One of the most irresponsible things a pet owner can do is release an animal into the wild. The animal may suffer and starve because it is a pet and is used to being cared for. Also, the animal may not be able to survive in the environment that it is released into - too cold, too hot, too whatever - and will suffer and die because of it. It also may wind up as a meal for some native animal, again because it does not know the environment it has been released into, or who the predators are or how to hide from them.
An animal that is non native can wreak havoc on the native plants and animals - to the point of pushing them to the brink of extinction. Remember the brown tree snakes in Guam and all the birds they wiped out? And Florida is full of non native creatures, many of whom are there because their owners no longer wanted the expense or responsibility of caring for them, and released them into the wild. The situation with Burmese Pythons in the Everglades is out of control, and scientists are worried that these huge snakes will spread into the lower southern states before long, because they seem to be okay in cooler weather. Imagine the effects of a snake this large....
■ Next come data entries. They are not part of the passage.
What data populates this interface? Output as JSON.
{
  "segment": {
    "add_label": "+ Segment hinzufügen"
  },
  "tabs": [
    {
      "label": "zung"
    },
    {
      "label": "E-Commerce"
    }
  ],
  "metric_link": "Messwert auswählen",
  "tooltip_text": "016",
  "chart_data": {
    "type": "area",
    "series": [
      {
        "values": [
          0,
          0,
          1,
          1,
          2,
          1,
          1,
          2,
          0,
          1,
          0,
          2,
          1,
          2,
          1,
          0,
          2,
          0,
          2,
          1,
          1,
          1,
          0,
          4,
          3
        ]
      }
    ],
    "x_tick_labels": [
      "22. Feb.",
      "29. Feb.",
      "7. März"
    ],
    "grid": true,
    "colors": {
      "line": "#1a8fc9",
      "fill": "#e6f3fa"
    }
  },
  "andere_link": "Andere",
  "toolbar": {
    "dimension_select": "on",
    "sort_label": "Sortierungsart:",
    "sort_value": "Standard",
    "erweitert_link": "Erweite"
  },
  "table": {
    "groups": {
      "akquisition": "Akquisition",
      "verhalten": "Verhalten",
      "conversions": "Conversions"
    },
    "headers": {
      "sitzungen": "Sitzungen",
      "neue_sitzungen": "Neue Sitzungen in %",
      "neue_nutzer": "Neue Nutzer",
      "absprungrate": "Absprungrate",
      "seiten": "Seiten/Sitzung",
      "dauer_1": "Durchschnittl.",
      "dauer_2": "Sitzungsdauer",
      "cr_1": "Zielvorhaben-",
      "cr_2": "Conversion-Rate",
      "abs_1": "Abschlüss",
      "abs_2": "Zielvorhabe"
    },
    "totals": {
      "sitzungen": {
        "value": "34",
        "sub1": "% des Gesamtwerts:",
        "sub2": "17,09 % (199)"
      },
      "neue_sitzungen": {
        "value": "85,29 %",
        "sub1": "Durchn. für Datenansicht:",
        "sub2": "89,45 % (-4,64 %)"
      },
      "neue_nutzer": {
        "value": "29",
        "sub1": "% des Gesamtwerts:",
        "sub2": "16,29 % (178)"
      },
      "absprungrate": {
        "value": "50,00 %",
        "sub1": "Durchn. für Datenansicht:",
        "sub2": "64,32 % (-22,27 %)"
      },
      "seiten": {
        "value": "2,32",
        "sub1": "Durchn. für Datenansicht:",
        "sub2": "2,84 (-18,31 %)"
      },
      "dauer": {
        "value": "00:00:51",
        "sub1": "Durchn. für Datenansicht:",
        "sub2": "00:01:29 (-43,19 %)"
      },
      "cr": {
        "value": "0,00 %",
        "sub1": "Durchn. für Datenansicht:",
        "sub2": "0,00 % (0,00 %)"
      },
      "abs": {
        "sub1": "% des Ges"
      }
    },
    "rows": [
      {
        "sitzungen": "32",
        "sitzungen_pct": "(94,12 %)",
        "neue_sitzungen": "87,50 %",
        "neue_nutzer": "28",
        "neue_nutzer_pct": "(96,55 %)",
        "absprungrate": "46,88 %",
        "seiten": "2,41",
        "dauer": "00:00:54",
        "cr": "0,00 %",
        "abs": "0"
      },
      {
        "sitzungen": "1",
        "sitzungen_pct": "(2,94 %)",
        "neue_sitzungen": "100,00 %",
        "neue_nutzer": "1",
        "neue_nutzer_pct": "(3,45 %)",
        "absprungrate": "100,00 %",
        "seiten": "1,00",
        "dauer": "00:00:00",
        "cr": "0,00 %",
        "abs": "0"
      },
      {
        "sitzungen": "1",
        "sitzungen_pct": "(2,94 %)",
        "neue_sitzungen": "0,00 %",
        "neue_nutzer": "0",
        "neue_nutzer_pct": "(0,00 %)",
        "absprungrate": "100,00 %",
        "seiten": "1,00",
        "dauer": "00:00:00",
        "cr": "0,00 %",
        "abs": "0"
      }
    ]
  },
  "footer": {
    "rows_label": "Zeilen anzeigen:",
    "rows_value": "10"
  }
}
Liberation of animals is a good thing, yes, but not for animals that have been raised as pets, and not into environments where they are not supposed to be. If one feels very strongly about this, then fight the pet trade, push for tighter regulations. Stop the breeding of these creatures for money. Releasing them is not the answer, and only causes more suffering. both on the part of the animal and on the ecosystem it is being introduced to.
To the OP, I understand your dilemma. As one who has always loved all animals, I had a difficult childhood, growing up with 4 brothers who kept all kinds of snakes, lizards, and fish, many that ate live prey. Personally, I think you should just keep him, but if you do decide to give him up, try to find the best home you can for your lizard. It might take a while, but look for someone who has experience with the breed, and someone who you know will not give him away or sell him later. If you can't find a home like that for him, then just keep him yourself.